The 1997 Miami mayoral election took place on November 4 and November 13, 1997, to elect the mayor of Miami, Florida. It is notable for being overturned due to electoral fraud.[1]
In the first round, incumbent Joe Carollo won 51.4% of ballots cast at the polls, while his main opponent, former Mayor Xavier Suarez, won 61.5% of absentee ballots. In total, Suarez had a slim 155-vote lead. Since no candidate received a majority, a runoff election was held, which Suarez won.
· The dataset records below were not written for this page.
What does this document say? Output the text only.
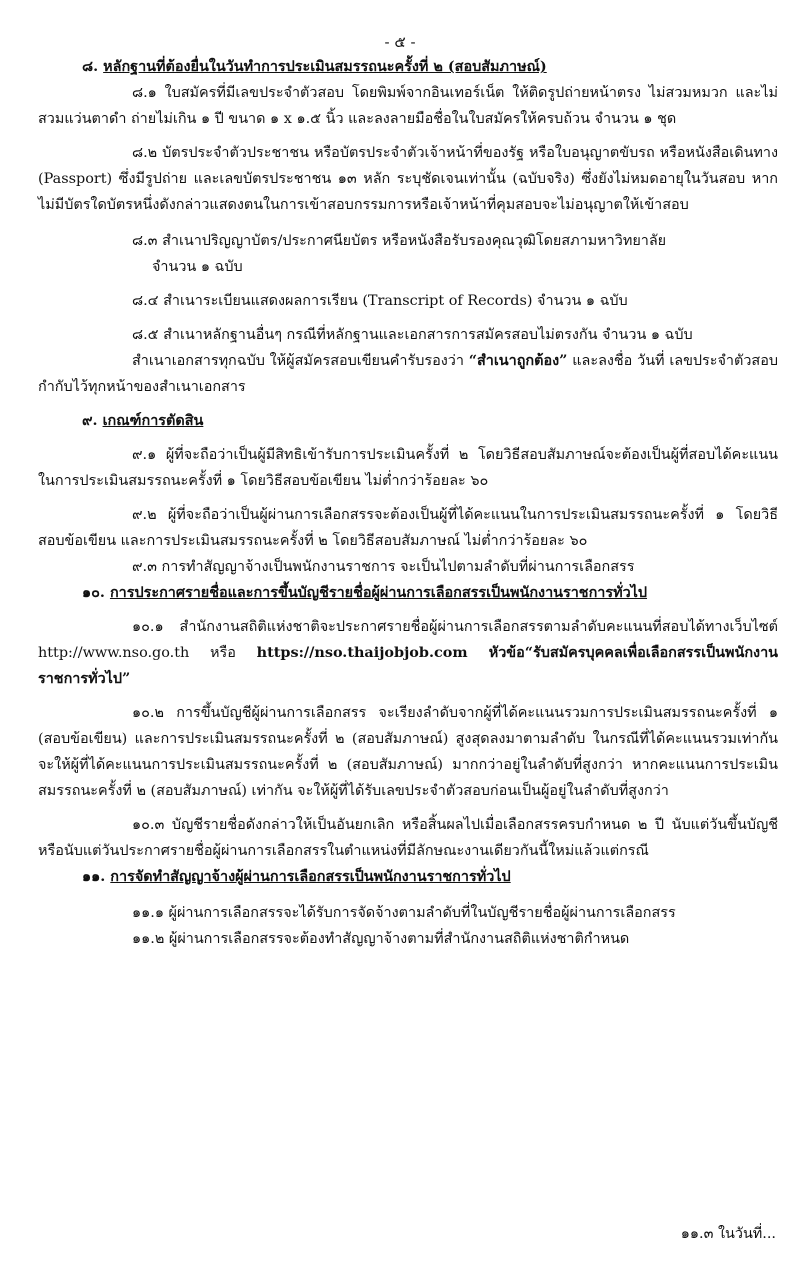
- ๕ -

๘. หลักฐานที่ต้องยื่นในวันทำการประเมินสมรรถนะครั้งที่ ๒ (สอบสัมภาษณ์)

๘.๑ ใบสมัครที่มีเลขประจำตัวสอบ โดยพิมพ์จากอินเทอร์เน็ต ให้ติดรูปถ่ายหน้าตรง ไม่สวมหมวก และไม่สวมแว่นตาดำ ถ่ายไม่เกิน ๑ ปี ขนาด ๑ x ๑.๕ นิ้ว และลงลายมือชื่อในใบสมัครให้ครบถ้วน จำนวน ๑ ชุด

๘.๒ บัตรประจำตัวประชาชน หรือบัตรประจำตัวเจ้าหน้าที่ของรัฐ หรือใบอนุญาตขับรถ หรือหนังสือเดินทาง (Passport) ซึ่งมีรูปถ่าย และเลขบัตรประชาชน ๑๓ หลัก ระบุชัดเจนเท่านั้น (ฉบับจริง) ซึ่งยังไม่หมดอายุในวันสอบ หากไม่มีบัตรใดบัตรหนึ่งดังกล่าวแสดงตนในการเข้าสอบกรรมการหรือเจ้าหน้าที่คุมสอบจะไม่อนุญาตให้เข้าสอบ

๘.๓ สำเนาปริญญาบัตร/ประกาศนียบัตร หรือหนังสือรับรองคุณวุฒิโดยสภามหาวิทยาลัย
จำนวน ๑ ฉบับ

๘.๔ สำเนาระเบียนแสดงผลการเรียน (Transcript of Records) จำนวน ๑ ฉบับ

๘.๕ สำเนาหลักฐานอื่นๆ กรณีที่หลักฐานและเอกสารการสมัครสอบไม่ตรงกัน จำนวน ๑ ฉบับ

สำเนาเอกสารทุกฉบับ ให้ผู้สมัครสอบเขียนคำรับรองว่า “สำเนาถูกต้อง” และลงชื่อ วันที่ เลขประจำตัวสอบกำกับไว้ทุกหน้าของสำเนาเอกสาร

๙. เกณฑ์การตัดสิน

๙.๑ ผู้ที่จะถือว่าเป็นผู้มีสิทธิเข้ารับการประเมินครั้งที่ ๒ โดยวิธีสอบสัมภาษณ์จะต้องเป็นผู้ที่สอบได้คะแนนในการประเมินสมรรถนะครั้งที่ ๑ โดยวิธีสอบข้อเขียน ไม่ต่ำกว่าร้อยละ ๖๐

๙.๒ ผู้ที่จะถือว่าเป็นผู้ผ่านการเลือกสรรจะต้องเป็นผู้ที่ได้คะแนนในการประเมินสมรรถนะครั้งที่ ๑ โดยวิธีสอบข้อเขียน และการประเมินสมรรถนะครั้งที่ ๒ โดยวิธีสอบสัมภาษณ์ ไม่ต่ำกว่าร้อยละ ๖๐

๙.๓ การทำสัญญาจ้างเป็นพนักงานราชการ จะเป็นไปตามลำดับที่ผ่านการเลือกสรร

๑๐. การประกาศรายชื่อและการขึ้นบัญชีรายชื่อผู้ผ่านการเลือกสรรเป็นพนักงานราชการทั่วไป

๑๐.๑ สำนักงานสถิติแห่งชาติจะประกาศรายชื่อผู้ผ่านการเลือกสรรตามลำดับคะแนนที่สอบได้ทางเว็บไซต์ http://www.nso.go.th หรือ https://nso.thaijobjob.com หัวข้อ“รับสมัครบุคคลเพื่อเลือกสรรเป็นพนักงานราชการทั่วไป”

๑๐.๒ การขึ้นบัญชีผู้ผ่านการเลือกสรร จะเรียงลำดับจากผู้ที่ได้คะแนนรวมการประเมินสมรรถนะครั้งที่ ๑ (สอบข้อเขียน) และการประเมินสมรรถนะครั้งที่ ๒ (สอบสัมภาษณ์) สูงสุดลงมาตามลำดับ ในกรณีที่ได้คะแนนรวมเท่ากัน จะให้ผู้ที่ได้คะแนนการประเมินสมรรถนะครั้งที่ ๒ (สอบสัมภาษณ์) มากกว่าอยู่ในลำดับที่สูงกว่า หากคะแนนการประเมินสมรรถนะครั้งที่ ๒ (สอบสัมภาษณ์) เท่ากัน จะให้ผู้ที่ได้รับเลขประจำตัวสอบก่อนเป็นผู้อยู่ในลำดับที่สูงกว่า

๑๐.๓ บัญชีรายชื่อดังกล่าวให้เป็นอันยกเลิก หรือสิ้นผลไปเมื่อเลือกสรรครบกำหนด ๒ ปี นับแต่วันขึ้นบัญชีหรือนับแต่วันประกาศรายชื่อผู้ผ่านการเลือกสรรในตำแหน่งที่มีลักษณะงานเดียวกันนี้ใหม่แล้วแต่กรณี

๑๑. การจัดทำสัญญาจ้างผู้ผ่านการเลือกสรรเป็นพนักงานราชการทั่วไป

๑๑.๑ ผู้ผ่านการเลือกสรรจะได้รับการจัดจ้างตามลำดับที่ในบัญชีรายชื่อผู้ผ่านการเลือกสรร

๑๑.๒ ผู้ผ่านการเลือกสรรจะต้องทำสัญญาจ้างตามที่สำนักงานสถิติแห่งชาติกำหนด

๑๑.๓ ในวันที่...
Carollo challenged the results of the first round, claiming that absentee ballot fraud had denied him the majority needed to win without a runoff.[2]
An investigation found that nearly 400 absentee ballots had been fraudulently cast, including by felons and dead people.[1][2][3]United States circuit court judge Thomas S. Wilson Jr. threw out the results in the spring of 1998. He cited "a pattern of fraudulent, intentional and criminal conduct" in the casting of absentee ballots and wrote that "this scheme to defraud, literally and figuratively, stole the ballot from the hands of every honest voter in the city of Miami". Wilson ruled that there was no evidence Suarez had known about the fraud. He ordered a new election, but a federal appeals court instead declared Carollo the winner outright.[1][2][4]